Segundo o levantamento, o território maranhense perdeu 154.294 hectares de floresta e outros biomas nativos no ano passado. O número é inferior aos 218.380 hectares registrados em 2024, o que representa uma preservação de mais de 64 mil hectares em relação ao ano anterior.
O estudo destaca que Maranhão, Pará e Tocantins foram as unidades da federação com as maiores reduções absolutas de área desmatada no país, todas com quedas superiores a 50 mil hectares em 2025. Em nível nacional, o desmatamento caiu 20,6% no mesmo período, alcançando, pela primeira vez, um índice inferior a 1 milhão de hectares desmatados em um único ano.

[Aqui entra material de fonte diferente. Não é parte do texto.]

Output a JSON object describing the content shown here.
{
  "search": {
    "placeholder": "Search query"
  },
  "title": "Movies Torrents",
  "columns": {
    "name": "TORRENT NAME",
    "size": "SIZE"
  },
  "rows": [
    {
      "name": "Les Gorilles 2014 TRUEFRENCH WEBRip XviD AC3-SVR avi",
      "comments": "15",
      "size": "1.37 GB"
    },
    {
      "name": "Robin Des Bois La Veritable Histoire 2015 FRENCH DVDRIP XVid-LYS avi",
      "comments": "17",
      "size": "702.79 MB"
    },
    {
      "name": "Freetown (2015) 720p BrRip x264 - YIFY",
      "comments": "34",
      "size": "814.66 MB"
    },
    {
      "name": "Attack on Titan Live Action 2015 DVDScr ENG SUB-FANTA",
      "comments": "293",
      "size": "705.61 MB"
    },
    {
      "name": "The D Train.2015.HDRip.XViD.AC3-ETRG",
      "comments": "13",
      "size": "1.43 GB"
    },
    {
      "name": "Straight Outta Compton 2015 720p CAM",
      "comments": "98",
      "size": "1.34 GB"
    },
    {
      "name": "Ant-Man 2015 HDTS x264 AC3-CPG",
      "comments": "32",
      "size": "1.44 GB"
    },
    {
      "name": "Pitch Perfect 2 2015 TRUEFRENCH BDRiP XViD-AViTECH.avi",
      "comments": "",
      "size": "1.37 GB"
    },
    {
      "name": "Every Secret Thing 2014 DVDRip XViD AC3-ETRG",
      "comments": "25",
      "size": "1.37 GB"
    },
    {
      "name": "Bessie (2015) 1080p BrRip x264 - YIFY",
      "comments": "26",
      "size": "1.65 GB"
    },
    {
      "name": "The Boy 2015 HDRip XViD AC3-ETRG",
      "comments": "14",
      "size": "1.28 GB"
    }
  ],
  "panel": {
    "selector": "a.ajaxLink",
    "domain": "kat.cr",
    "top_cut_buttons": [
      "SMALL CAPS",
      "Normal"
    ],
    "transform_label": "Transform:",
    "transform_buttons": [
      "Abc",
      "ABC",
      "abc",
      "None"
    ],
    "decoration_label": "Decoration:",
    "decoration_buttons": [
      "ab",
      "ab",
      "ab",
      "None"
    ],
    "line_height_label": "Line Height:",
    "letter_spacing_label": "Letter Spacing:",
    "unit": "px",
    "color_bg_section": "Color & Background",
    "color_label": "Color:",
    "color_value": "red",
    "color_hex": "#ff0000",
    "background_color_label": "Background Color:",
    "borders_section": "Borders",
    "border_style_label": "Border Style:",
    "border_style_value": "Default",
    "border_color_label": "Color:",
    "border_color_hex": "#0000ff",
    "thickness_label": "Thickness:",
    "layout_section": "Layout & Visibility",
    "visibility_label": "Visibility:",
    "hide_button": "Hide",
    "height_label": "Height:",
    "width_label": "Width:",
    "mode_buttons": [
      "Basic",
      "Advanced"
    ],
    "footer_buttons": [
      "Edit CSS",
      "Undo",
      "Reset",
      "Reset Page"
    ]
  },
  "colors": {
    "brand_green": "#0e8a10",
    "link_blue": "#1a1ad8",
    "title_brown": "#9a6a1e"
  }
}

No âmbito municipal, Balsas, cidade localizada no sul do Maranhão, também apresentou melhora no indicador. A área desmatada no município passou de 16.304 hectares, em 2024, para 14.963 hectares em 2025. O levantamento ainda aponta reduções significativas em outros municípios prioritários da Amazônia Legal, como Altamira (PA), Porto Velho (RO) e São Félix do Xingu (PA), que figuraram entre os líderes nacionais de desmatamento nos últimos anos.
Apesar dos avanços, o relatório alerta que o Maranhão ainda responde por 15,7% de toda a área desmatada no Brasil em 2025, mantendo-se como o principal foco de perda de vegetação nativa no país. O documento também reforça que o desmatamento no Brasil continua sendo impulsionado majoritariamente pela expansão da agropecuária, responsável por mais de 97% da perda de vegetação nativa registrada nos últimos sete anos.